陆辰希握紧了手机,指尖微微泛白。他几乎能想象到,那个一向习惯于掌控一切、将强硬作为盔甲的父亲,在听闻儿子可能命悬一线的消息时(即便是假消息),内心经历着怎样的煎熬。尽管他们之间横亘着太多的隔阂与伤害,但血脉相连的底色,终究无法完全抹去。
“好多了。”陆辰希的回答依旧简练,但语气却不自觉地放缓了些许,“在静养,需要时间。”

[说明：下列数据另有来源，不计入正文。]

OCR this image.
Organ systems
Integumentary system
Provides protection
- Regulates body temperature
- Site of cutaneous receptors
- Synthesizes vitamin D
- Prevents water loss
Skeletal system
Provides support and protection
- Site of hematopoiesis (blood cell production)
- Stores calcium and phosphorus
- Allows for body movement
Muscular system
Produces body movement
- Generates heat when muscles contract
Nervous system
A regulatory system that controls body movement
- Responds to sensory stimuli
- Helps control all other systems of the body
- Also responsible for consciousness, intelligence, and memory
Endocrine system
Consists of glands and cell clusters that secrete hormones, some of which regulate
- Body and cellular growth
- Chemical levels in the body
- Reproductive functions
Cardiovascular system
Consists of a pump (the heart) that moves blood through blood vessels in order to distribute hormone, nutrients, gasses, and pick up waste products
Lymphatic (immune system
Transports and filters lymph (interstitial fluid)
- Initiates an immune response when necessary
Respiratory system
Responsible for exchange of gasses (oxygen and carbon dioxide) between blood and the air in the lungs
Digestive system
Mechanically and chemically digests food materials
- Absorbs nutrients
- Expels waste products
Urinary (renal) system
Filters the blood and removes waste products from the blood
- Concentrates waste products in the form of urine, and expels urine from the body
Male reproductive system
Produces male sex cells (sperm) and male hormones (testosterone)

“……好,好。那就好。”陆正渊连说了几个“好”字,像是松了一口气,又像是无话可说下的掩饰。电话两端再次陷入一种微妙的沉默。过往的激烈争吵、彼此的不理解、商业理念的冲突,在这一刻,似乎都被这突如其来的、脆弱的关切暂时冲淡了。
过了片刻,陆正渊才再次开口,声音恢复了些许往日的沉稳,却少了那份惯有的压迫感:“集团这边……暂时还算平稳。华晟那边,赵劲私下联系过我,表示理解,希望你能早日康复。你……安心养病,外面的事情,暂时不用操心。”
这番话,几乎等同于一种变相的妥协和放手。那个一直试图将他牢牢控在掌心、按照自己意志行事的父亲,第一次明确地告诉他:你可以暂时离开,我会守着。
陆辰希闭上眼睛,深深吸了一口气。胸腔里翻涌着一种复杂难言的情绪,有酸涩,有释然,也有那么一丝……迟来的、微弱的暖意。
“我知道了。”他最终只回了这三个字,声音低沉。
结束通话,陆辰希在窗边站了许久。冬日的阳光毫无保留地洒在他身上,却仿佛照不进他此刻幽深的心绪。与父亲关系的这根刺,依旧深埋着,但这一次的通话,似乎让刺周围的坚冰,裂开了一道细微的缝隙。
林夕一直安静地待在客厅,没有打扰他。但从他接电话时瞬间绷紧又缓缓放松的背影,以及通话结束后长久的沉默中,她大概猜到了来电者是谁,也隐约感知到了这次通话的不同寻常。